The overall goal of this project is to investigate the use of MR spectroscopic and functional imaging methods to predict and assess chemotherapeutic response in brain tumors. Specifically, this work proposes to ascertain if new MR neuro-imaging techniques can discriminate between response and non-response to PCV chemotherapy in patients with anaplastic oligodendroglioma (AO) and anaplastic oligoastrocytoma (AOA). AO and AOA are unique in their chemosensitivity with approximately three-quarters of these tumors responding dramatically to the PCV regimen. Our preliminary studies show three major findings: 1) specific loss of chromosome 1p and 19q is strongly correlated with chemotherapeutic response in AO; 2) different tumor types give rise to quantifiable differences in the MRS metabolic pattern; 3) ex vivo MRS results accurately reflect in vivo MRS metabolic patterns. The discovery of the unique genetic correlates of chemosensitivity in AO and AOA presents a singular opportunity to investigate the relationship between genetics, MR detected metabolic phenotypes and chemotherapeutic response. We therefore hypothesize that metabolic and physiological MR imaging techniques can identify non-responsive tumors at an earlier time point than conventional imaging modalities. The following specific aims are designed to test this hypothesis: 1) To correlate in vivo and ex vivo MRS patterns and molecular genetics as predictors of response in untreated AO and AOA. 2) To characterize the in vivo spectroscopic patterns, rCBV maps and diffusion properties of AO and AOA prior to treatment and at specific time points during the initial cycle of chemotherapy. 3) To determine the relationship between MR metabolic, functional imaging and clinical response in patients with AO and AOA. The successful completion of this study will provide an assessment of the ability MR spectroscopic and functional imaging techniques to predict chemosensitivity prior to treatment and to monitor response throughout the therapy.
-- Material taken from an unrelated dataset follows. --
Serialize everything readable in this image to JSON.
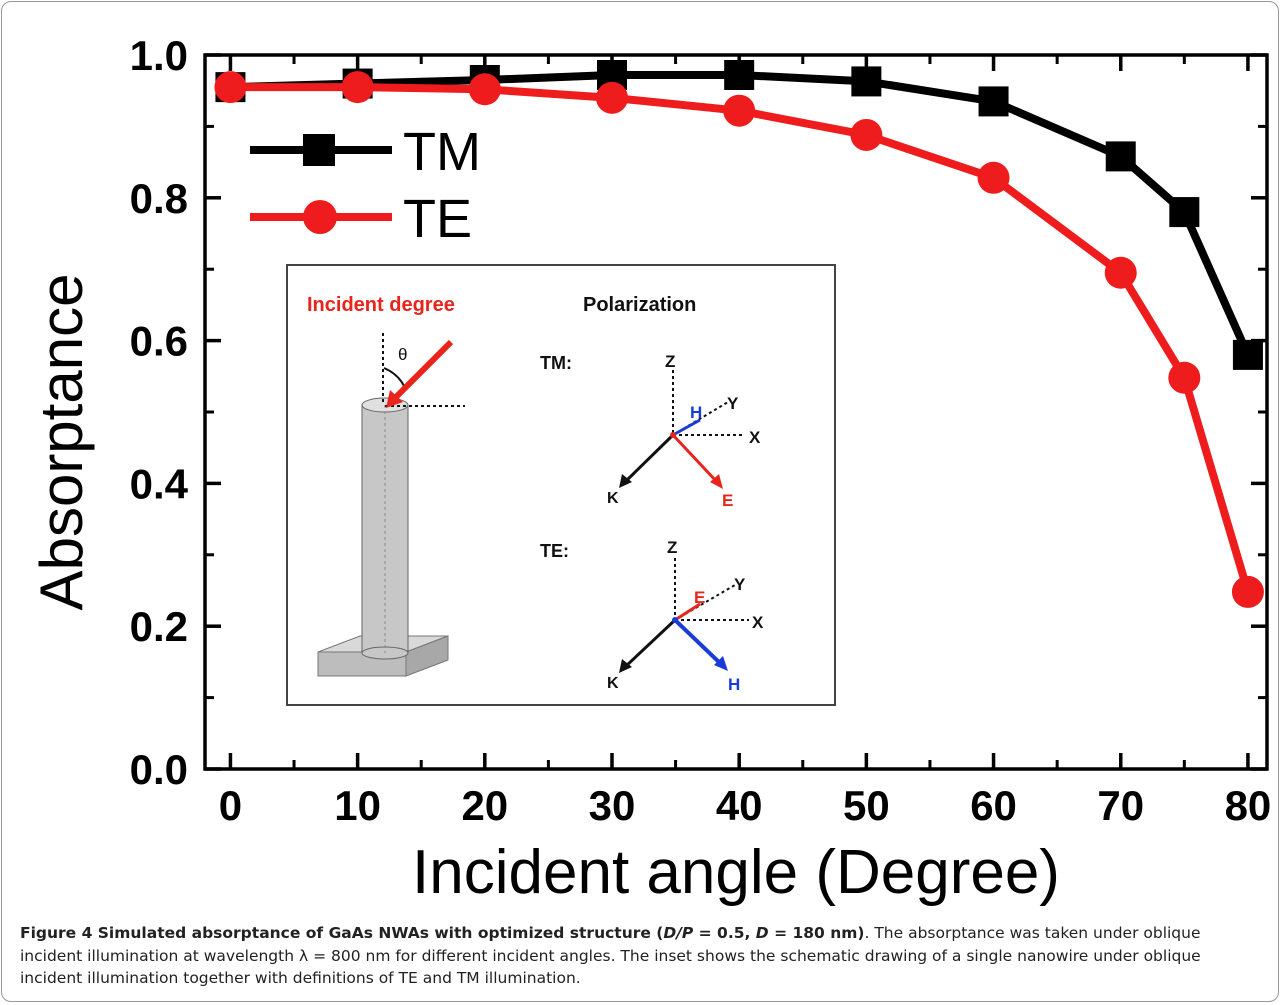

该项目的总体目标是研究使用磁共振波谱和功能成像方法来预测和评估脑肿瘤的化疗反应。 具体来说，这项工作旨在确定新的 MR 神经成像技术是否可以区分间变性少突胶质细胞瘤 (AO) 和间变性少突星形细胞瘤 (AOA) 患者对 PCV 化疗的反应和无反应。 AO 和 AOA 的化学敏感性是独一无二的，其中大约四分之三的肿瘤对 PCV 方案有显着反应。 我们的初步研究显示了三个主要发现：1）1p 和 19q 染色体的特异性丢失与 AO 的化疗反应密切相关； 2）不同的肿瘤类型导致MRS代谢模式存在可量化的差异； 3）离体MRS结果准确反映体内MRS代谢模式。 AO 和 AOA 中化学敏感性的独特遗传相关性的发现为研究遗传学、MR 检测的代谢表型和化疗反应之间的关系提供了一个独特的机会。 因此，我们假设代谢和生理 MR 成像技术可以比传统成像方式更早地识别无反应肿瘤。以下具体目标旨在检验这一假设：1) 将体内和离体 MRS 模式与分子遗传学相关联，作为未治疗 AO 和 AOA 反应的预测因子。 2) 表征治疗前和化疗初始周期特定时间点 AO 和 AOA 的体内光谱模式、rCBV 图和扩散特性。 3) 确定AO和AOA患者的MR代谢、功能成像和临床反应之间的关系。这项研究的成功完成将评估磁共振波谱和功能成像技术在治疗前预测化疗敏感性和监测整个治疗过程中反应的能力。